Meski sepanjang masa kampanye Prabowo diserang isu pelanggaran hak asasi manusia (HAM) hingga otoritarianisme karena dikaitkan dengan Orde Baru, namun bentuk serangan itu tidak mempan. Pemilih muda, terutama generasi Z mayoritas tetap memilih pasangan Prabowo-Gibran pada Pilpres 2024.

Baca Juga

"Mereka ini generasi yang sama sekali tidak pernah mengalami zaman Orde Baru, jadi kalau kita lihat mayoritas mereka ini generasi yang lahir pasca-1998, sehingga mereka tidak punya kenangan memori sama sekali dengan Orde Baru," kata pendiri Alvara Research Center, Hasanuddin Ali saat dihubungi Republika.co.id di Jakarta, Sabtu (17/2/2024).

Hasanuddin menjelaskan, generasi muda merasa tidak berhubungan atau relate dengan peristiwa sejarah yang terjadi di era sebelum kelahiran mereka. Sehingga ramainya isu Prabowo dalam kasus pelanggaran HAM atau gaya otoriternya tidak menjadi hal yang diperhatikan dan dipermasalahkan pemilih muda.

"Mereka mungkin mendapatkan berita atau cerita atau informasi dari generasi yang lebih tua tapi secara emosional mereka tidak punya pengalaman terhadap otoritariasnisme, terhadap Orde Baru," ucap Hasanuddin.

Menurut dia, malahan pasangan Prabowo-Gibran berhasil mengemas diri mereka dengan komunikasi politik yang berhasil menggaet pemilih muda. Hasanuddin menilai, komunikasi yang dijalankan Prabowo-Gibran terlihat kreatif melalui berbagai inovasi yang bisa diserap oleh pemilih muda.

Di antaranya, menggunakan avatar, pesan sederhana yang straightforward, dan komunikasi yang mudah dipahami. Sehingga serangan isu HAM dan otoritarianisme teralihkan dengan sendirinya.

"Sehingga karena mereka tidak punya memori sama sekali (tentang Orde Baru ya dengan mudah bisa dipatahkan dengan bantahan atau cara-cara yang kreatif itu. Beda dengan generasi X misalnya punya pengalaman di memori kita itu tajam banget soal otoritarianisme dan itu membekas sampai sekarang, tapi anak-anak muda kita generasi Z sama sekali enggak punya," ucap Hasanuddin.

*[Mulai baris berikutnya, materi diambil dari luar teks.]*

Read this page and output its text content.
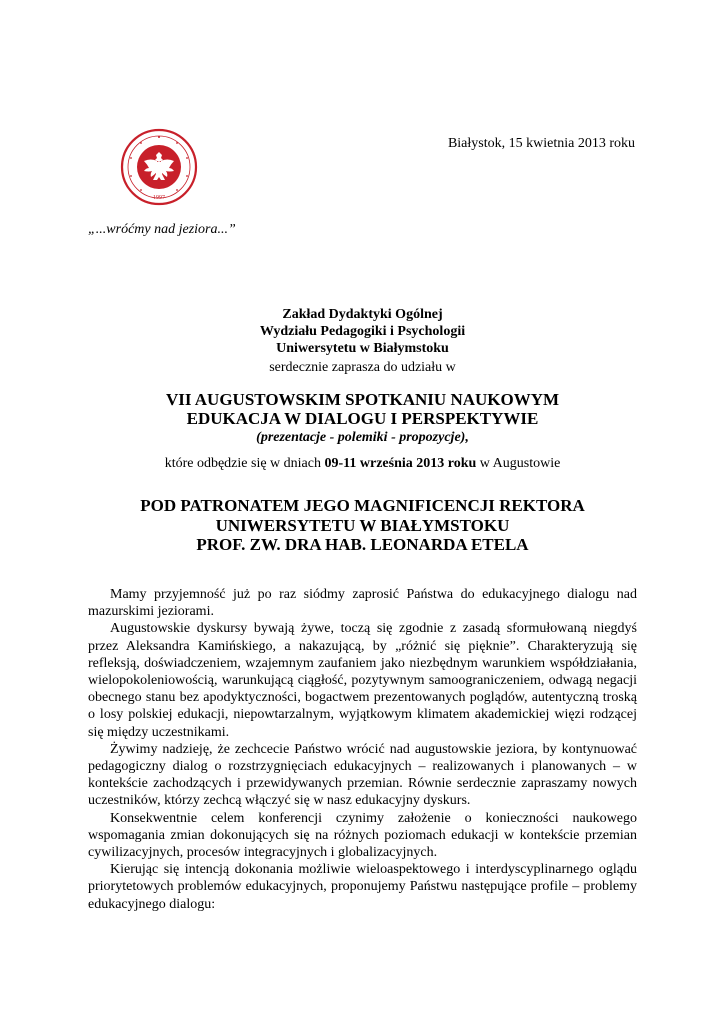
1997
Białystok, 15 kwietnia 2013 roku
„...wróćmy nad jeziora...”
Zakład Dydaktyki Ogólnej
Wydziału Pedagogiki i Psychologii
Uniwersytetu w Białymstoku
serdecznie zaprasza do udziału w
VII AUGUSTOWSKIM SPOTKANIU NAUKOWYM
EDUKACJA W DIALOGU I PERSPEKTYWIE
(prezentacje - polemiki - propozycje),
które odbędzie się w dniach 09-11 września 2013 roku w Augustowie
POD PATRONATEM JEGO MAGNIFICENCJI REKTORA
UNIWERSYTETU W BIAŁYMSTOKU
PROF. ZW. DRA HAB. LEONARDA ETELA

Mamy przyjemność już po raz siódmy zaprosić Państwa do edukacyjnego dialogu nad mazurskimi jeziorami.

Augustowskie dyskursy bywają żywe, toczą się zgodnie z zasadą sformułowaną niegdyś przez Aleksandra Kamińskiego, a nakazującą, by „różnić się pięknie”. Charakteryzują się refleksją, doświadczeniem, wzajemnym zaufaniem jako niezbędnym warunkiem współdziałania, wielopokoleniowością, warunkującą ciągłość, pozytywnym samoograniczeniem, odwagą negacji obecnego stanu bez apodyktyczności, bogactwem prezentowanych poglądów, autentyczną troską o losy polskiej edukacji, niepowtarzalnym, wyjątkowym klimatem akademickiej więzi rodzącej się między uczestnikami.

Żywimy nadzieję, że zechcecie Państwo wrócić nad augustowskie jeziora, by kontynuować pedagogiczny dialog o rozstrzygnięciach edukacyjnych – realizowanych i planowanych – w kontekście zachodzących i przewidywanych przemian. Równie serdecznie zapraszamy nowych uczestników, którzy zechcą włączyć się w nasz edukacyjny dyskurs.

Konsekwentnie celem konferencji czynimy założenie o konieczności naukowego wspomagania zmian dokonujących się na różnych poziomach edukacji w kontekście przemian cywilizacyjnych, procesów integracyjnych i globalizacyjnych.

Kierując się intencją dokonania możliwie wieloaspektowego i interdyscyplinarnego oglądu priorytetowych problemów edukacyjnych, proponujemy Państwu następujące profile – problemy edukacyjnego dialogu:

Mengutip lembaga survei, berdasarkan segmen usia terdapat lima klasifikasi generasi, yaitu generasi Z (usia di bawah 26 tahun), gen Y-muda (usia antara 26-33 tahun), gen Y-madya (34-41 tahun), dan gen X (42-55 tahun), serta baby boomers (56—74 tahun). Hasilnya, sebanyak 65,9 persen gen Z memilih Prabowo-Gibran.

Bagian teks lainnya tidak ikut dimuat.